ISBN: 978-0-374-17370-8
Atsushi Tago
Waseda University & PRIO
After Michael Walzer’s Just and Unjust Wars, we have been waiting for an update to the normative theory of war and peace. Humane is the book to provide that. With powerful and illustrative stories, the author guides us back to the abolitionist tradition led by Lev Nikolayevich Tolstoy, and later inherited by Mohandas Gandhi and Martin Luther King, Jr. After the two world wars, the international society accepted the tradition of humanizing wars and instituted international humanitarian laws to make our world more peaceful. Jus in bello has prevented wars from becoming more inhumane and miserable. However, Samuel Moyn argues that the humanitarian war tradition is a hypocrisy. As a war becomes a humane one, the fight will continue for a long time and may never end. As long as the fighting is not too brutal and international humanitarian laws are respected, acts of war will be tacitly accepted. Indeed, the very idea of humanizing a fight may lead to the development of new types of humane weapons, in turn enabling us to continue to fight wars humanely.

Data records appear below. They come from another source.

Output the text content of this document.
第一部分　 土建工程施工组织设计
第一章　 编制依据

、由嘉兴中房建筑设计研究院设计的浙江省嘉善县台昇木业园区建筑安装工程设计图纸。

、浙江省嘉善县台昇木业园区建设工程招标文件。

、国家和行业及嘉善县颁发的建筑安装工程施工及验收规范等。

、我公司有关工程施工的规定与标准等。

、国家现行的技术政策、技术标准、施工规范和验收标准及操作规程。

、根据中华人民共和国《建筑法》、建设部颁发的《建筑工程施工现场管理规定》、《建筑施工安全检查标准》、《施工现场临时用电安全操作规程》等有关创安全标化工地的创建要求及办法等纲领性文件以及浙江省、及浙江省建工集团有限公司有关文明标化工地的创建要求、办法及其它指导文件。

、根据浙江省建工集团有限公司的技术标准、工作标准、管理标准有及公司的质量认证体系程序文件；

The book invites us to rethink how we can abolish wars — obviously, it will not be done by the promotion of international humanitarian law. A limitation of the book is its focus on the USA. No one would deny that the USA has led the humanitarian tradition of war and the country is one of the most powerful sources of influence on how the world evolves. Nevertheless, we should not forget that it is just one of many nations in the international community.